Occupancy Map Prediction Using Generative and Fully Convolutional Networks for Vehicle Navigation
This addresses faster, safer navigation for robots in unknown environments, though it appears incremental as it builds on existing deep learning approaches.
The paper tackles the problem of limited sensor field of view in robot navigation by predicting occupancy maps for future motions using deep neural networks, achieving an SSIM similarity measure up to 0.899 in simulated and real environments.

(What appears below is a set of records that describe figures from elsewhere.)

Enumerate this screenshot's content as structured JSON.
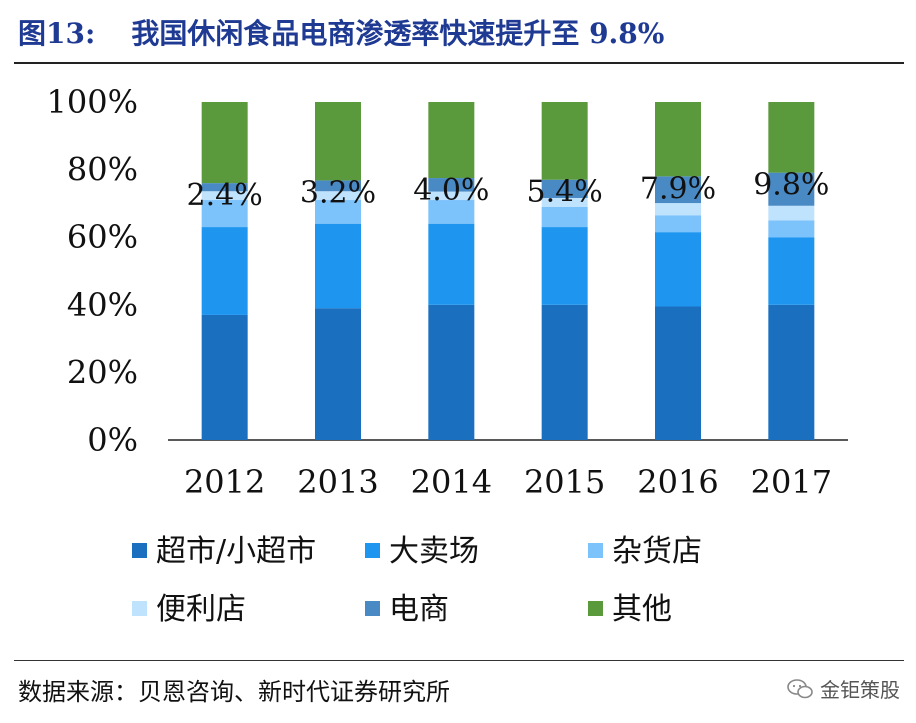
{
  "figure": {
    "number": "图13:",
    "title": "我国休闲食品电商渗透率快速提升至 9.8%",
    "source": "数据来源：贝恩咨询、新时代证券研究所",
    "watermark": "金钜策股"
  },
  "chart_data": {
    "type": "bar",
    "stacked": true,
    "categories": [
      "2012",
      "2013",
      "2014",
      "2015",
      "2016",
      "2017"
    ],
    "ylim": [
      0,
      100
    ],
    "yticks": [
      "0%",
      "20%",
      "40%",
      "60%",
      "80%",
      "100%"
    ],
    "grid": false,
    "legend_position": "bottom",
    "series": [
      {
        "name": "超市/小超市",
        "color": "#1a6fbf",
        "values": [
          37,
          39,
          40,
          40,
          39.5,
          40
        ]
      },
      {
        "name": "大卖场",
        "color": "#1e96f0",
        "values": [
          26,
          25,
          24,
          23,
          22,
          20
        ]
      },
      {
        "name": "杂货店",
        "color": "#7cc2fb",
        "values": [
          8,
          7,
          7,
          6,
          5,
          5
        ]
      },
      {
        "name": "便利店",
        "color": "#bfe2fd",
        "values": [
          2.6,
          2.6,
          2.5,
          2.6,
          3.6,
          4.3
        ]
      },
      {
        "name": "电商",
        "color": "#4a8ac4",
        "values": [
          2.4,
          3.2,
          4.0,
          5.4,
          7.9,
          9.8
        ]
      },
      {
        "name": "其他",
        "color": "#5a9a3c",
        "values": [
          24,
          23.2,
          22.5,
          23,
          22,
          20.9
        ]
      }
    ],
    "data_labels": [
      "2.4%",
      "3.2%",
      "4.0%",
      "5.4%",
      "7.9%",
      "9.8%"
    ],
    "data_label_series": "电商"
  }
}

Fast, collision-free motion through unknown environments remains a challenging problem for robotic systems. In these situations, the robot's ability to reason about its future motion is often severely limited by sensor field of view (FOV). By contrast, biological systems routinely make decisions by taking into consideration what might exist beyond their FOV based on prior experience. In this paper, we present an approach for predicting occupancy map representations of sensor data for future robot motions using deep neural networks. We evaluate several deep network architectures, including purely generative and adversarial models. Testing on both simulated and real environments we demonstrated performance both qualitatively and quantitatively, with SSIM similarity measure up to 0.899. We showed that it is possible to make predictions about occupied space beyond the physical robot's FOV from simulated training data. In the future, this method will allow robots to navigate through unknown environments in a faster, safer manner.